Monday 10 March 2014

EUR/USD for now without recommendation, observation of the market

hello,

When you consider the fact that the U.S. and Britain is slowly moving towards monetary tightening, while in the euro zone all the time on the table is loosening, we should expect a depreciation of the euro against most other currencies. But this did not happen, and that's because after the ECB cut rates in November, quite unintentionally quickly tightened policy. This unintended change is a side effect of taking over of supervision by the ECB over large banks in the area and the associated stress tests. The tests which lead banks to improve capital adequacy ratios, within which, inter alia, They repay the loan LTRO. The result is a significant decrease in excess liquidity, which made it a de facto in the euro area for many months base rate was equal to 0% deposit rate.

Banks have to decide whether the excess money to put on the market, or to deposit at a rate of 0% in the ECB. Now, when the surplus disappeared, again took the lead role refinancing rate, which in November, the ECB lowered to 0.25%. As a result, market interest grew, attracting capital into euros. Thus, if the euro is to be discounted, the ECB must affect market rates.

After the conference,

The ECB did not lower interest rates, it also not decided on another form of monetary loosening. Moreover, the ECB's CEO suggest that reductions probably will not be. Euro appreciation against the U.S. dollar reacted.

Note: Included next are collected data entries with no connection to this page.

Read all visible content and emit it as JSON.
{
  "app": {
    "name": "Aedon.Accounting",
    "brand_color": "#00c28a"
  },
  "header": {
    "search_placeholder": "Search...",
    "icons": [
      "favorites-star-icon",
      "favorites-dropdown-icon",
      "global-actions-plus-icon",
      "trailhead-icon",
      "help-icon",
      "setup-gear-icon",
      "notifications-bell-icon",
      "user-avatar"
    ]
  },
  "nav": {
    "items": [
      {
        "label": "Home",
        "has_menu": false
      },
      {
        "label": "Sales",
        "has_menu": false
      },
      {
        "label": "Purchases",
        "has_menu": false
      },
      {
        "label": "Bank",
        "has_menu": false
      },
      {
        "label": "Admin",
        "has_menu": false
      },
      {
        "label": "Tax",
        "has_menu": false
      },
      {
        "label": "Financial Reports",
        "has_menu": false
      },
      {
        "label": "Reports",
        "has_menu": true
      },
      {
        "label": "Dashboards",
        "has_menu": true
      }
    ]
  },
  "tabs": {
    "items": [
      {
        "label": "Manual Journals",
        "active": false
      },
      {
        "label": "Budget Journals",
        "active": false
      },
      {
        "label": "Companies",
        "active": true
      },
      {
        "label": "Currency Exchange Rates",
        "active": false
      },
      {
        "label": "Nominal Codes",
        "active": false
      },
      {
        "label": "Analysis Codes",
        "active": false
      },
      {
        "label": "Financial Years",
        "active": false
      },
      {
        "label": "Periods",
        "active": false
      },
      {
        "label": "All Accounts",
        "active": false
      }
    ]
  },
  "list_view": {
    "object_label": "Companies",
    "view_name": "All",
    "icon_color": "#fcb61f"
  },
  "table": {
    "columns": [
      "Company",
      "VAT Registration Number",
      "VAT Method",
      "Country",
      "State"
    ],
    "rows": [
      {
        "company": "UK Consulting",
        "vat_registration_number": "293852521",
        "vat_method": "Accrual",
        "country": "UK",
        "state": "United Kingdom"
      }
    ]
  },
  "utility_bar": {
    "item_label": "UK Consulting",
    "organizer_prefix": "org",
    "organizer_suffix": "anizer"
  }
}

The recovery in the euro area continues to be slow, and inflation remains low. Nevertheless, the ECB already knew and that is why, among other things, lowered the reference rate in November. Since then president Mario Draghi maintains that it is ready to act, but in two cases: if the expected future inflation will be lower than assumed so far by the Bank, or if the decline in market liquidity will lead to a significant tightening by the increase of market interest rates.

A month ago, Draghi indicated that the March meeting will be very important, because the Council of the Bank will be the first time she had available inflation projections for 2016. This projection assumes an increase of inflation from the current 0.8% to just over 1% at the end of 2014, to 1.3% in 2015 and 1.5% in 2016, while in the last quarter of 2016 years will be a already 1.7%.

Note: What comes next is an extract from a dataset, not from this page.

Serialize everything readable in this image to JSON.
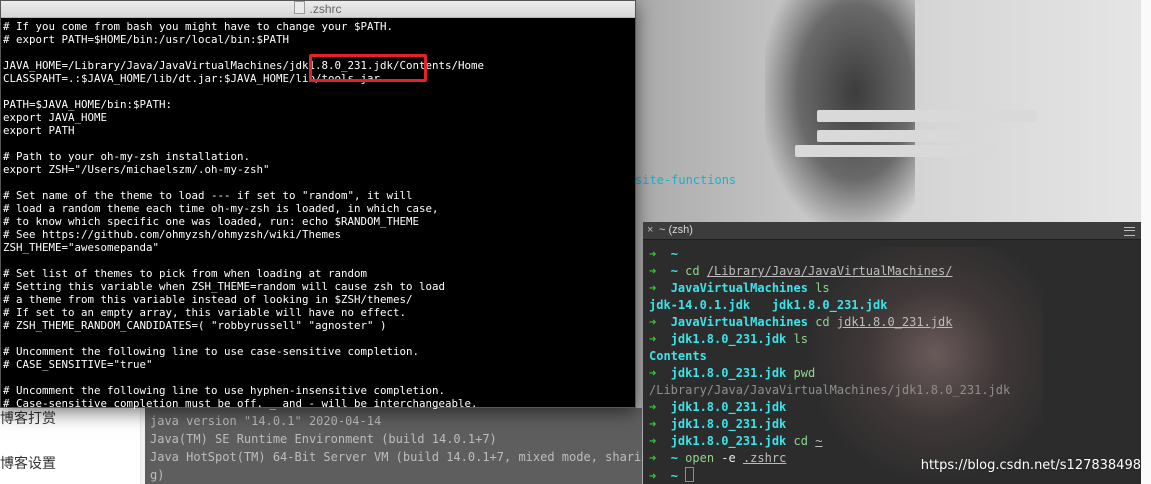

Projection confirmed previous expectations the ECB of the path of inflation, which Draghi used to keep interest rates unchanged. What's more, he added that the drop in liquidity in the money market at the moment is no excuse for movements in the delivery of such liquidity. This is strong formulation, suggesting that loosening will no longer at all. What may change the point of view of the ECB, the decline of inflation in the coming months and / or a significant deterioration in the PMI Index, which at the beginning of the year are very good.

chart 1. FRA rate & EUR/USD, 2014-03-10

Spread between the market interest rate, and the EUR/USD is very large. However, the declines in the currency pair needed a change of sentiment towards the dollar <chart 1>.

chart 2. Volume of the futures on EUR/USD, 2014-03-10

It should also show that on the futures contract on EUR/USD on the last day there is a lot of orders at the same time a very small candle on the chart. What does the emergence of very large capital. I personally treat it only as a confirmation. Never as a major factor in decision-making.